The method of successive intervals, developed as an extension of Thurstone's scaling approach, asks observers to sort stimuli into ordered categories. By treating category boundaries as points on an underlying normal distribution, the method recovers interval-scale values for both the stimuli and the category boundaries.
Procedure and Analysis
Observers assign each stimulus to one of k ordered categories. The cumulative proportions at each category boundary are converted to z-scores using the inverse normal distribution. Under the assumption that the discriminal processes are normally distributed with equal variance, these z-scores define category boundaries on the psychological continuum.
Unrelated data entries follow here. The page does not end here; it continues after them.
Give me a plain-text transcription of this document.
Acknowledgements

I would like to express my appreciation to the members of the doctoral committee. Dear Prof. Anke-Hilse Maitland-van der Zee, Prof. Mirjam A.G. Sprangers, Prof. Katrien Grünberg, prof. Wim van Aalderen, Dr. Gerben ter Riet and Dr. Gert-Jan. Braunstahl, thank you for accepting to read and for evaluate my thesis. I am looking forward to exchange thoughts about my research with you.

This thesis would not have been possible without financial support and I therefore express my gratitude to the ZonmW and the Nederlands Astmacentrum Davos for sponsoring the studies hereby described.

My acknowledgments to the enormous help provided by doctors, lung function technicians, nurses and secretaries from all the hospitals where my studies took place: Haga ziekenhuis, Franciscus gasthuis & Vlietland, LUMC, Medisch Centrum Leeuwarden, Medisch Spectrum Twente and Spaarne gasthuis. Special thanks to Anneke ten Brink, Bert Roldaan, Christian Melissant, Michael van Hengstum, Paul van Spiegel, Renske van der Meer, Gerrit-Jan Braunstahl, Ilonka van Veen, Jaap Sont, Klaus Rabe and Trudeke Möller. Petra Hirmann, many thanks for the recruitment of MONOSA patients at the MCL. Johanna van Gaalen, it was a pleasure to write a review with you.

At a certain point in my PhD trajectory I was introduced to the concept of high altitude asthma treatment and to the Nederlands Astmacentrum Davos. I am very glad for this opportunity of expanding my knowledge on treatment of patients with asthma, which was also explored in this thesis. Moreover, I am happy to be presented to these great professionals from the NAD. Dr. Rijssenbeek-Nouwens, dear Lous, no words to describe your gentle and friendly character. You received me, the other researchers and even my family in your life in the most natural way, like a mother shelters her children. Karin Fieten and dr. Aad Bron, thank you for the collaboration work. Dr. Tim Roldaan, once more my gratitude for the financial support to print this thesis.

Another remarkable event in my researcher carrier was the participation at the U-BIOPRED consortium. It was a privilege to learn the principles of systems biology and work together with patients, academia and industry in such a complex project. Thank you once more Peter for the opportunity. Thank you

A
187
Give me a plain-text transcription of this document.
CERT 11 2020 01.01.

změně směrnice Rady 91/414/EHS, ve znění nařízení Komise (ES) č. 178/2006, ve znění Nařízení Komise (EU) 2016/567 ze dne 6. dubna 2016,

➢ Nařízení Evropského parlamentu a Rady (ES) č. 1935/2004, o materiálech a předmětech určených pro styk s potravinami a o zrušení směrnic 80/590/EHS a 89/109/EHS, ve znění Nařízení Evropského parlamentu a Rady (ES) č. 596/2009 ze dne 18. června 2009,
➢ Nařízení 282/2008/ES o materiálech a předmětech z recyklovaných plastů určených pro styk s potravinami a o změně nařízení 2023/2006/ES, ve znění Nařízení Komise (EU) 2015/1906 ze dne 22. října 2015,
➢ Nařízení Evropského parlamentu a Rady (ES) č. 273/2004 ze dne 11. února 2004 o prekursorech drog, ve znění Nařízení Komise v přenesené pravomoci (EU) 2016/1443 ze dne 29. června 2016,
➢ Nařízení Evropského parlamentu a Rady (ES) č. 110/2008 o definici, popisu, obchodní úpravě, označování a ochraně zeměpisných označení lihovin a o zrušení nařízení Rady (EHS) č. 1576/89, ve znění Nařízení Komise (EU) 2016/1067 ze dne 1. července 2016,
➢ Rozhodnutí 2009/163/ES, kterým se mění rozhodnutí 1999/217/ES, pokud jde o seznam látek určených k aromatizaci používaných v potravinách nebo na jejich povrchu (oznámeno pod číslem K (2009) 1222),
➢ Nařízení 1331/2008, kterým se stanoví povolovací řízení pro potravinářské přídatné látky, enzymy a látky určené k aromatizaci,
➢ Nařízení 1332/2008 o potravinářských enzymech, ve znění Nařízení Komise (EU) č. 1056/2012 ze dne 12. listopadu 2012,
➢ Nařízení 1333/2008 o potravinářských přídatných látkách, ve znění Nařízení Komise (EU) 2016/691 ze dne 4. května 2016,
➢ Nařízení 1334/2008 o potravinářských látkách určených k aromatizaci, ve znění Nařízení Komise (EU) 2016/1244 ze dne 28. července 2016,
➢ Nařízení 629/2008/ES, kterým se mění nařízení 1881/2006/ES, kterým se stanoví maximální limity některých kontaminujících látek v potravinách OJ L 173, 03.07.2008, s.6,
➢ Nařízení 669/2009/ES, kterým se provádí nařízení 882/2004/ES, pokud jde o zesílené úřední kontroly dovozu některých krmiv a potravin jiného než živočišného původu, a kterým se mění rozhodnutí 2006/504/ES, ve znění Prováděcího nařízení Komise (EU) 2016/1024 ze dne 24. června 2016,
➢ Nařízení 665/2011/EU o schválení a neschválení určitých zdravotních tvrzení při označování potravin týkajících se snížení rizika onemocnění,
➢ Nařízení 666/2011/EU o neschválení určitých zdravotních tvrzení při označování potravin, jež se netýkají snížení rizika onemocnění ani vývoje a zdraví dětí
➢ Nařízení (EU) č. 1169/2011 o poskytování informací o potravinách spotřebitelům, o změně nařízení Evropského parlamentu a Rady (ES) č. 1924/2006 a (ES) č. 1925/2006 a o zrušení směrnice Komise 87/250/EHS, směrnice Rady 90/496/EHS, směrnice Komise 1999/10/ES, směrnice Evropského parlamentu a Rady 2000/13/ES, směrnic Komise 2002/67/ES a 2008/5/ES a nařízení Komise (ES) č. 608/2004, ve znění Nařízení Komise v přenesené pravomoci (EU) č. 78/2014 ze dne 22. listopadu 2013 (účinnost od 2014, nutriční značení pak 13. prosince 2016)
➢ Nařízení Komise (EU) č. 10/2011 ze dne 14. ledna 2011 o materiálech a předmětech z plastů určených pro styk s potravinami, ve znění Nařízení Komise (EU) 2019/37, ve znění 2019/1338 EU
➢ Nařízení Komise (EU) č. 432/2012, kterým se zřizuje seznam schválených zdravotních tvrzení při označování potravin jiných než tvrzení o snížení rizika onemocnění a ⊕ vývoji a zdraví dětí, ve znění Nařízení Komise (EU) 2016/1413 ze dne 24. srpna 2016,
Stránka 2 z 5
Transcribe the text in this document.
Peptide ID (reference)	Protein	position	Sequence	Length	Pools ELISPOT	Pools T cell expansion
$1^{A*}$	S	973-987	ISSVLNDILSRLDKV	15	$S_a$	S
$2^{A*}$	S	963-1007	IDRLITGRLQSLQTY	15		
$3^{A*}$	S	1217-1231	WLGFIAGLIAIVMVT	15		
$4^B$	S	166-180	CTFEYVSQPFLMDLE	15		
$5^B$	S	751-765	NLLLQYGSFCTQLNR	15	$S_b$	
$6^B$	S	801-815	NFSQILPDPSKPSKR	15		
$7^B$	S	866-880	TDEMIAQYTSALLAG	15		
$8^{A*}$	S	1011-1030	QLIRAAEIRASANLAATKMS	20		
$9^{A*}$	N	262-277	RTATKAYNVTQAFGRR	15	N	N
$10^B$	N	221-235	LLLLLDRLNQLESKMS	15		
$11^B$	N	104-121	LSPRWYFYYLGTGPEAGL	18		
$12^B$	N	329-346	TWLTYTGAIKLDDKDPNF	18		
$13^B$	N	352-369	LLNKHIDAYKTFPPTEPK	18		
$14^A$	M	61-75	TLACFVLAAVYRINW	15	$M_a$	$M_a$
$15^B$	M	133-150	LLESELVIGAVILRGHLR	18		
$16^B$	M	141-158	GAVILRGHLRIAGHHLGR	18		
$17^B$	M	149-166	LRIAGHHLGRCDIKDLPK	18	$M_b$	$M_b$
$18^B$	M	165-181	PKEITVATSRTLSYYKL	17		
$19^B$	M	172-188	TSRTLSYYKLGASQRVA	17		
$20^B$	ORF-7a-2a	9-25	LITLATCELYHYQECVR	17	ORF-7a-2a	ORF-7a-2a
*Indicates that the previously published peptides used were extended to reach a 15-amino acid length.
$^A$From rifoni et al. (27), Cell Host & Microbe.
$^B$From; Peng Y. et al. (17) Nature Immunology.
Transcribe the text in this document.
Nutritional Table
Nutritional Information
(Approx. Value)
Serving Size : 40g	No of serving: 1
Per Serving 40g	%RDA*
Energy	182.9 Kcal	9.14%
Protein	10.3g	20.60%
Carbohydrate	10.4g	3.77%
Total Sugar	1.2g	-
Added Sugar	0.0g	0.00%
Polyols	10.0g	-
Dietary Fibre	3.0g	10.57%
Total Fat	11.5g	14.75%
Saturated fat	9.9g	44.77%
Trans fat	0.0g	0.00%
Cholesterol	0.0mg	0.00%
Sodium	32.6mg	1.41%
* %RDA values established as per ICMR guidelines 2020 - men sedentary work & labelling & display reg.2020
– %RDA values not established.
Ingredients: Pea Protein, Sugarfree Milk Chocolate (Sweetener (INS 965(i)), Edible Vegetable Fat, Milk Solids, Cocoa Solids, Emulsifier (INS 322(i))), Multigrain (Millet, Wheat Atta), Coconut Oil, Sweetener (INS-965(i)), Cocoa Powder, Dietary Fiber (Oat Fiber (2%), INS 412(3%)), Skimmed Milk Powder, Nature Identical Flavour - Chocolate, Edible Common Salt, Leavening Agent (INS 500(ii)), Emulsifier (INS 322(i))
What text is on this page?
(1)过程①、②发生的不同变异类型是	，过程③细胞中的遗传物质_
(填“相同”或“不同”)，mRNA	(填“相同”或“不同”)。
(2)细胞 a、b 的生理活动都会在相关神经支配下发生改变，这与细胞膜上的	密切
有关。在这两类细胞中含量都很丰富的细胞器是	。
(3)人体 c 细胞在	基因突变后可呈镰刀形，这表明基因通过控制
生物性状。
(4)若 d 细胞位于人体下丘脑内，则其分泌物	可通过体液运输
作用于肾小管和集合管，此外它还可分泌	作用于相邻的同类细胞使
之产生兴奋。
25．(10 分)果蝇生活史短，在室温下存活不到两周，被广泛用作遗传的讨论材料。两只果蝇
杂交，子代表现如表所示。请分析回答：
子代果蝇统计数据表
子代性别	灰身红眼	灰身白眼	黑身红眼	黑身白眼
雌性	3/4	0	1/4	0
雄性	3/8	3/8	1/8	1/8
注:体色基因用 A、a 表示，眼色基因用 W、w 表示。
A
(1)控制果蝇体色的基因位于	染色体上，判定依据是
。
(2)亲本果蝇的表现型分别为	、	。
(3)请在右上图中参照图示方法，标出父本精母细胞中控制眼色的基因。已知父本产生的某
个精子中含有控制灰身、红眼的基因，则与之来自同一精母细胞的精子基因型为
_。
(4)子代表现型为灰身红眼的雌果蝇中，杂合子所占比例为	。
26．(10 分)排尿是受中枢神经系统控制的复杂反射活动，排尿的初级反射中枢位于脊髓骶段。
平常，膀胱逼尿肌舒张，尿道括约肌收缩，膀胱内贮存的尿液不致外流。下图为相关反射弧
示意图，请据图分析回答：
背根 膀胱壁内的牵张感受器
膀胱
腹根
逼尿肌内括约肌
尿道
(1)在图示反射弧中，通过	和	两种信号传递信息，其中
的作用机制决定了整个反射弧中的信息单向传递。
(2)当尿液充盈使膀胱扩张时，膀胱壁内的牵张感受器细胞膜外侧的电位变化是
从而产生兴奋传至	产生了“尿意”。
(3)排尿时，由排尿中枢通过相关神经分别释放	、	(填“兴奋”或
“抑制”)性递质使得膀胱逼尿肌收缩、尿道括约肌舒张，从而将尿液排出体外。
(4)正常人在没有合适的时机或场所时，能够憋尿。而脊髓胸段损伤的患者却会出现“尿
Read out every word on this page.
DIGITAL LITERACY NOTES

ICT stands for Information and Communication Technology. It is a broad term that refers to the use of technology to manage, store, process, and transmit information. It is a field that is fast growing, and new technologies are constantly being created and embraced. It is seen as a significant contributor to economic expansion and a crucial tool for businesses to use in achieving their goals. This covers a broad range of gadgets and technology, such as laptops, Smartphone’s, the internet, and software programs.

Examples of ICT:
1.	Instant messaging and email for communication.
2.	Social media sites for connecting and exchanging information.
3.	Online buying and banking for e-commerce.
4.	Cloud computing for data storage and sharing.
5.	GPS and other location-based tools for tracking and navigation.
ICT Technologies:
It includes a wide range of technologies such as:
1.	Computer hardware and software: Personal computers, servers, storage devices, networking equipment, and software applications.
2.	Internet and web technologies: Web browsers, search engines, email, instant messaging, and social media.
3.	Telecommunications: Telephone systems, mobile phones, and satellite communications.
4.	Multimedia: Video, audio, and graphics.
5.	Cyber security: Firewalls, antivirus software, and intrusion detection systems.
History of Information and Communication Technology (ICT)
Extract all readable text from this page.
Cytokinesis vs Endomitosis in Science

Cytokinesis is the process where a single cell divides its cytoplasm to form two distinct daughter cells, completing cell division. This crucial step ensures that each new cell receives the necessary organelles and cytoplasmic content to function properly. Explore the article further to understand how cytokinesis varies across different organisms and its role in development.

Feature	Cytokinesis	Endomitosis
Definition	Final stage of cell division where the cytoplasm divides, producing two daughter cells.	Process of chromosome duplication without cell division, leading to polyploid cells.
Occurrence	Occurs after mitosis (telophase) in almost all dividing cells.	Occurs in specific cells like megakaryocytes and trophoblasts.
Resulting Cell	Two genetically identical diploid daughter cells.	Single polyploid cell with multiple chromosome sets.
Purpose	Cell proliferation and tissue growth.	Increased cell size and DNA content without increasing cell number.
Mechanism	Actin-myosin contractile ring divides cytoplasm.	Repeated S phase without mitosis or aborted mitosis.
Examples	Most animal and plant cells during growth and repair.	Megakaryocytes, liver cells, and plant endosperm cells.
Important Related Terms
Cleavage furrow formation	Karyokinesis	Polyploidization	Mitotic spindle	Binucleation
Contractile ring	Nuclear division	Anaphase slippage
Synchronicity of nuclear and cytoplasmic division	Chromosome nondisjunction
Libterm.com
Stimulus scale values are estimated from the mean or median of their distribution across categories.
z_ig = Φ⁻¹(P_ig)
Scale value sᵢ = mean of boundary values weighted by frequency
Relationship to Other Methods
Successive intervals is closely related to Thurstone's method of equal-appearing intervals, which assumes that observers can maintain equally spaced category boundaries. The successive intervals method relaxes this assumption, allowing boundaries to be estimated from the data. It occupies a middle ground between paired comparisons (which use only ordinal judgments but require many trials) and direct rating (which assumes interval properties of the response scale).
The method has been widely used in attitude measurement, psychophysical scaling, and quality assessment where stimuli are too numerous for full paired comparison designs.